In part it was the collection itself—the color palette was largely blacks and browns, with rather grim subject matter/depictions. Mostly, though, it was the state of the facility.
When I paid our admission fee, I asked for a building guide. (I’d never been to a museum that didn’t have a floorplan brochure.) The woman behind the counter said they hadn’t had funds to print one for two years and instead gave me a quick description of the facility layout. She then asked me to please refrain from damaging or taking the artwork. “Um, okay,” I said, wondering if I needed to reassure her Husband and I were there to see the art, not steal it.
As we wandered through the exhibits, I understood the admission clerk’s request. While there was a chair in each room for a staff member (you know who I’m talking about; that uniformed guard who warns you off if you get too close to the artwork, talk too loudly, etc.), all of them were empty save for one. While its occupant kept her eyes on us as we walked through “her” room, she didn’t wear a uniform and later left without being relieved by a replacement, so I can’t be certain she really did work at the museum.

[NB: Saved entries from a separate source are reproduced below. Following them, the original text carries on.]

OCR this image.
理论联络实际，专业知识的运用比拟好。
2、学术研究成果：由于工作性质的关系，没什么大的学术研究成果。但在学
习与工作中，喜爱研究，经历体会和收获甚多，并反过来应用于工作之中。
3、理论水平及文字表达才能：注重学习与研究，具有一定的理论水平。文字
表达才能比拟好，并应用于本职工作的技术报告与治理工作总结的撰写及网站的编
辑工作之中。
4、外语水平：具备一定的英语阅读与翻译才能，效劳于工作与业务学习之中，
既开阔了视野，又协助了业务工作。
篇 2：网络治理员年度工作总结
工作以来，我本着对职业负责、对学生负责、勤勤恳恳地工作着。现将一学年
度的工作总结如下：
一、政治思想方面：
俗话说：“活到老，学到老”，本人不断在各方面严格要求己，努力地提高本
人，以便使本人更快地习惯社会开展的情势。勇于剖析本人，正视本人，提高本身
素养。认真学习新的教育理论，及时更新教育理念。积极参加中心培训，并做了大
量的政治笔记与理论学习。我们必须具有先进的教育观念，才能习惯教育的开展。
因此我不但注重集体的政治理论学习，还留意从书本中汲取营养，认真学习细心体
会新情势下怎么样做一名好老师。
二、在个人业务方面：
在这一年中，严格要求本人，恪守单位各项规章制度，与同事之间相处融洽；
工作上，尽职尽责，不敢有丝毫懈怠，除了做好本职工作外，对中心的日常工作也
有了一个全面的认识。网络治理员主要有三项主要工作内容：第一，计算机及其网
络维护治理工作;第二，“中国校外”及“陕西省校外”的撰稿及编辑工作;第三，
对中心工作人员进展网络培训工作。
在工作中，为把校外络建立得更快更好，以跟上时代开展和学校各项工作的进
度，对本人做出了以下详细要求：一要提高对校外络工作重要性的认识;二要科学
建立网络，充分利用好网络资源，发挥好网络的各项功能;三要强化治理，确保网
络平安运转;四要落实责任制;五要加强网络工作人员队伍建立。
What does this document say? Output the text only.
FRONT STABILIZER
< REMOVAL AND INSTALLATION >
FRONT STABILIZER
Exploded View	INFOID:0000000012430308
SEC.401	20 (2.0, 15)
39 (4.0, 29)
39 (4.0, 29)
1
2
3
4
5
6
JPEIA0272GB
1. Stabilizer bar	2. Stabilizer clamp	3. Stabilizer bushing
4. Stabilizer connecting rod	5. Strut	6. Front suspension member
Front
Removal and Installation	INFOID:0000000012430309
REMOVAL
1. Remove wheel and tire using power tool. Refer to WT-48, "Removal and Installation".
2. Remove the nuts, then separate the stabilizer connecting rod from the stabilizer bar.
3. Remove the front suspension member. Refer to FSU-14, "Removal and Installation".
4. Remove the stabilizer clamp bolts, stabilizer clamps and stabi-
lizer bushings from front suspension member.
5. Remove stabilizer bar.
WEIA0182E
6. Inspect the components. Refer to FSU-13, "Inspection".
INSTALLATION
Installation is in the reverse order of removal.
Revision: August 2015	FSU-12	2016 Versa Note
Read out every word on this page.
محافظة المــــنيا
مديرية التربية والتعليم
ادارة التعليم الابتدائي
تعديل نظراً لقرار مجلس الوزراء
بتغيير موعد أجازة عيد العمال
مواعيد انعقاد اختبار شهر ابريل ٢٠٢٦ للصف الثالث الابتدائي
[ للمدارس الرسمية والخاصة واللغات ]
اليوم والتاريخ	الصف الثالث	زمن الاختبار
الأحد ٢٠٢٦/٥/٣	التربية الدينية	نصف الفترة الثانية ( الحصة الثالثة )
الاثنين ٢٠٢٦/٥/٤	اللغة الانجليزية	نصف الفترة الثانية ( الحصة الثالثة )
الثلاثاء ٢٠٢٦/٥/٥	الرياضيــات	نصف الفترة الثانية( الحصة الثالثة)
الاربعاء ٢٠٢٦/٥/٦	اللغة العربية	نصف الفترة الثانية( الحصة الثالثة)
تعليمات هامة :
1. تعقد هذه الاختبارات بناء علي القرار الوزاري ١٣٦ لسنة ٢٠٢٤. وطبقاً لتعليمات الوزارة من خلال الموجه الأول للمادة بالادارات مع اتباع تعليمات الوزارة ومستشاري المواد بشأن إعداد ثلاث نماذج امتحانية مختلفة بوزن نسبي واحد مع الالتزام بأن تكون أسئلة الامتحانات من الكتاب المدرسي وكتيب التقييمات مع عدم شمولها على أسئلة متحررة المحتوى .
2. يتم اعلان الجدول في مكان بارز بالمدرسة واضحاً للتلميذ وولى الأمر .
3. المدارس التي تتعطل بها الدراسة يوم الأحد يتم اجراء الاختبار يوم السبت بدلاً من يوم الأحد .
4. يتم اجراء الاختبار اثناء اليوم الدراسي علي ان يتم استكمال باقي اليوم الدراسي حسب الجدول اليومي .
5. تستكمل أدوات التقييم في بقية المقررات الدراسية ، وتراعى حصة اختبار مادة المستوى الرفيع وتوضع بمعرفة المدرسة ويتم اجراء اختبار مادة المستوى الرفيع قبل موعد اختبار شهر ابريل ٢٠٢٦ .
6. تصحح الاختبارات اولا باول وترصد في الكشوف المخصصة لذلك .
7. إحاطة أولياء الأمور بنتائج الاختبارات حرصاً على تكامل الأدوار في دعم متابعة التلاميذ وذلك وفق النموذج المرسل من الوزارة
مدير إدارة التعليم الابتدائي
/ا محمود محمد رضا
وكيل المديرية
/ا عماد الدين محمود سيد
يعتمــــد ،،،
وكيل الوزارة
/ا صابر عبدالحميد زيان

In fact, besides the woman at the ticket counter, I was able to positively identify only one other staff member. She alternated between hovering by the front door (to stop anyone trying to leave with a piece of art under his arm?) and darting into the gift shop whenever anyone walked in there.
The facility was in sad shape. The gardens around the entrance were overgrown, with the water feature covered by a skim of algae. Ceiling tiles had dissolved from water damage, light bulbs were out or missing, windows and floors were filthy. The artwork was dusty and many of the functioning pieces were broken. The gift shop offerings were sun-faded and referenced exhibitions of years past. A sadness permeated the space, as though it knew its glory days were long behind it.
On our way out I stopped at the ticket counter. “The economic crisis has been hard?” I asked the woman who had sold us our admission tickets.
She dipped her head in an embarrassed nod. “There is no money.”
I took twenty euros from my wallet. (Our admission was only eight for the two of us.) “For the building fund,” I said. She thanked me and tucked the money into the cash drawer. Under the watchful scowl of the other staffer, we left.
The signs of Greece’s economic plight are everywhere: shuttered shops, broken sidewalks, unemployed thronging one-euro sandwich shops. But it wasn’t until our museum visit did the depth of the crisis really hit home. I can only hope the recent reforms are effective and there is some debt relief. Otherwise I fear this lovely country will be in trouble for a while to come.